Snyder, however, doesn't hold back for the kiddy vote. He doesn't reveal in the violence of a man's dog having his head split in half, but he's not afraid to show it. He doesn't however, show complete faith in the source material. He is faithful, taking out parts not fully needed to the story, (like the kid and newspaper stand owner, however they do get a cameo.) He feels the need to hollywoodise some, though maybe not all, of the scenes, giving this overbearing sense that he can't let the film breathe on it's own. Doing this sucks all the subtlety and, while the film looks beautiful, it lacks substance. This is what I was afraid of.

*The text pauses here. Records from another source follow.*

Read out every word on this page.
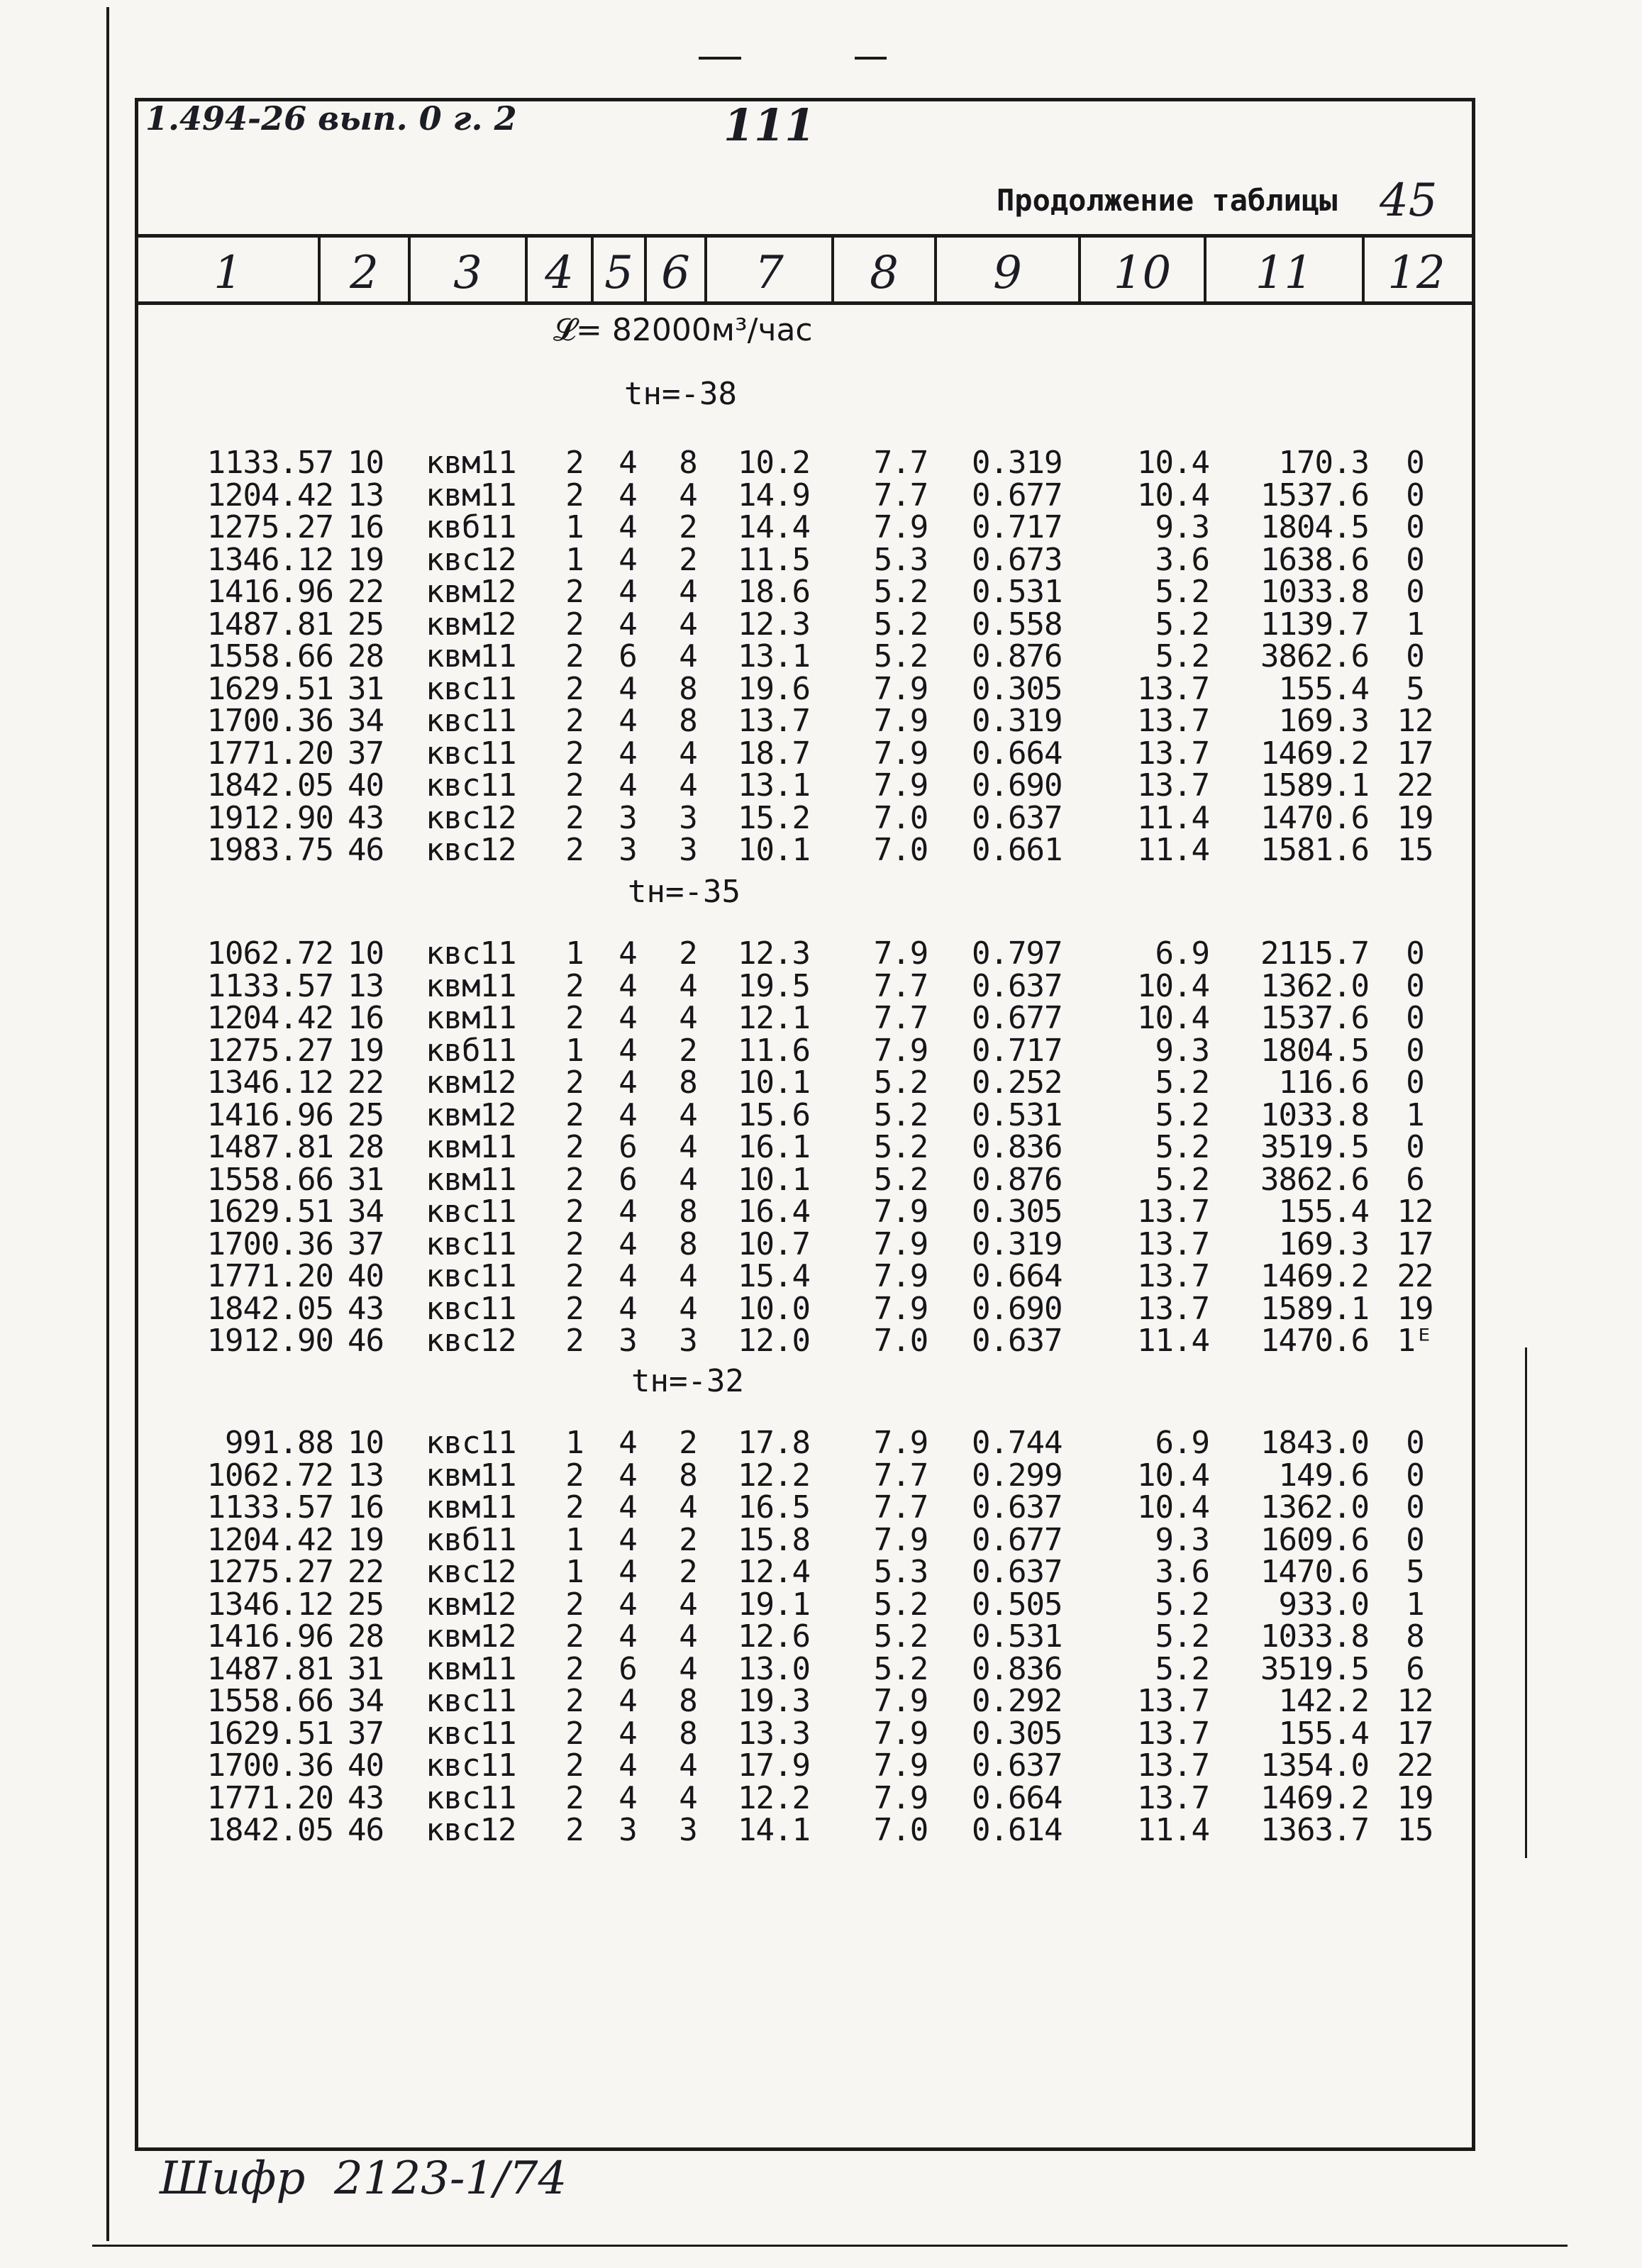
1.494-26 вып. 0 г. 2	111
Продолжение таблицы 45
1	2	3	4 5 6	7	8	9	10	11	12
𝓛= 82000м³/час
tн=-38
tн=-35
tн=-32
1133.57 10	квм11	2 4 8 10.2	7.7	0.319	10.4	170.3	0
1204.42 13	квм11	2 4 4 14.9	7.7	0.677	10.4	1537.6	0
1275.27 16	квб11	1 4 2 14.4	7.9	0.717	9.3	1804.5	0
1346.12 19	квс12	1 4 2 11.5	5.3	0.673	3.6	1638.6	0
1416.96 22	квм12	2 4 4 18.6	5.2	0.531	5.2	1033.8	0
1487.81 25	квм12	2 4 4 12.3	5.2	0.558	5.2	1139.7	1
1558.66 28	квм11	2 6 4 13.1	5.2	0.876	5.2	3862.6	0
1629.51 31	квс11	2 4 8 19.6	7.9	0.305	13.7	155.4	5
1700.36 34	квс11	2 4 8 13.7	7.9	0.319	13.7	169.3 12
1771.20 37	квс11	2 4 4 18.7	7.9	0.664	13.7	1469.2 17
1842.05 40	квс11	2 4 4 13.1	7.9	0.690	13.7	1589.1 22
1912.90 43	квс12	2 3 3 15.2	7.0	0.637	11.4	1470.6 19
1983.75 46	квс12	2 3 3 10.1	7.0	0.661	11.4	1581.6 15
1062.72 10	квс11	1 4 2 12.3	7.9	0.797	6.9	2115.7	0
1133.57 13	квм11	2 4 4 19.5	7.7	0.637	10.4	1362.0	0
1204.42 16	квм11	2 4 4 12.1	7.7	0.677	10.4	1537.6	0
1275.27 19	квб11	1 4 2 11.6	7.9	0.717	9.3	1804.5	0
1346.12 22	квм12	2 4 8 10.1	5.2	0.252	5.2	116.6	0
1416.96 25	квм12	2 4 4 15.6	5.2	0.531	5.2	1033.8	1
1487.81 28	квм11	2 6 4 16.1	5.2	0.836	5.2	3519.5	0
1558.66 31	квм11	2 6 4 10.1	5.2	0.876	5.2	3862.6	6
1629.51 34	квс11	2 4 8 16.4	7.9	0.305	13.7	155.4 12
1700.36 37	квс11	2 4 8 10.7	7.9	0.319	13.7	169.3 17
1771.20 40	квс11	2 4 4 15.4	7.9	0.664	13.7	1469.2 22
1842.05 43	квс11	2 4 4 10.0	7.9	0.690	13.7	1589.1 19
1912.90 46	квс12	2 3 3 12.0	7.0	0.637	11.4	1470.6 1ᴱ
991.88 10	квс11	1 4 2 17.8	7.9	0.744	6.9	1843.0	0
1062.72 13	квм11	2 4 8 12.2	7.7	0.299	10.4	149.6	0
1133.57 16	квм11	2 4 4 16.5	7.7	0.637	10.4	1362.0	0
1204.42 19	квб11	1 4 2 15.8	7.9	0.677	9.3	1609.6	0
1275.27 22	квс12	1 4 2 12.4	5.3	0.637	3.6	1470.6	5
1346.12 25	квм12	2 4 4 19.1	5.2	0.505	5.2	933.0	1
1416.96 28	квм12	2 4 4 12.6	5.2	0.531	5.2	1033.8	8
1487.81 31	квм11	2 6 4 13.0	5.2	0.836	5.2	3519.5	6
1558.66 34	квс11	2 4 8 19.3	7.9	0.292	13.7	142.2 12
1629.51 37	квс11	2 4 8 13.3	7.9	0.305	13.7	155.4 17
1700.36 40	квс11	2 4 4 17.9	7.9	0.637	13.7	1354.0 22
1771.20 43	квс11	2 4 4 12.2	7.9	0.664	13.7	1469.2 19
1842.05 46	квс12	2 3 3 14.1	7.0	0.614	11.4	1363.7 15
Шифр  2123-1/74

Now I usually I don't like to spoil movies, but here, I feel I need to. So if you haven't seen the movie our read the book, please skip to the next paragraph. I feel, and I'm alone on this, that the ending is completely compromised in the movie. So there's no squid, instead there's just a bomb, so there's no difference, right? But for me, the reason I call this novel a masterpiece(and I do call it a masterpiece.) is the image of dead bodies strewn around New York, bodies lying on the streets, pouring out of windows, it's amazing, and absolutely horrifying to look at. The way that Moore builds up tension by focusing on the side characters we meet in the novel, to see them come together at the same place, all to disappear in a flash of light, replaced by bodies and blood, It's amazing, especially because it is so much worse then what has come before. However, when I saw the bomb explode, and it's after-effects, I just said "So that's it? Thanks Zack Snyder." so the world gets compacted like a car in a trash yard, it isn't as bad as what was there before it.

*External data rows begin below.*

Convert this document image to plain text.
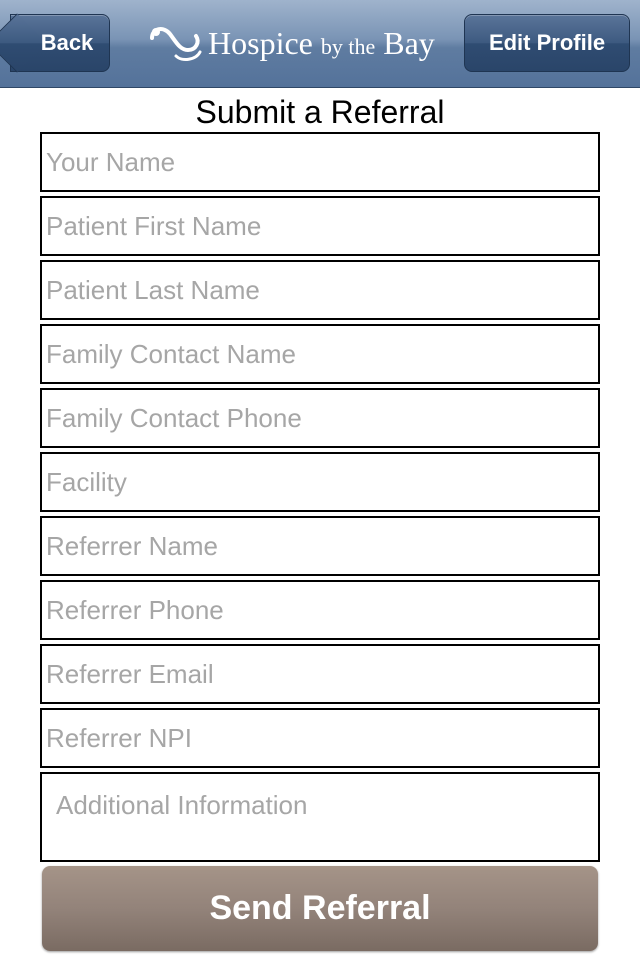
Back	Hospice by the Bay Edit Profile
Submit a Referral
Your Name
Patient First Name
Patient Last Name
Family Contact Name
Family Contact Phone
Facility
Referrer Name
Referrer Phone
Referrer Email
Referrer NPI
Additional Information
Send Referral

The ensemble here works effectively though. Jackie Earle Haley, as Rorschach, is incredible. So is Jeffrey Dean Morgan and Patrick Wilson. They all nail their characters. The other three, Billy Crudup(who has the hardest role by far), Malin Akerman, and Matthew Goode are all serviceable. They aren't brilliant, but they play their characters well.
What I want to see though, is the Paul Greengrass version of Watchmen. I think he works in Hollywood but in a very unHollywood style, and would love to see what he would do with this material.

This was a disappointment.

Verdict: On one hand, this is a very faithful adaptation of a great novel with fantastic performances. One the other hand, Zack Snyder makes this a very Hollywood affair, the wrong way to go with something as complex and deep as Watchmen.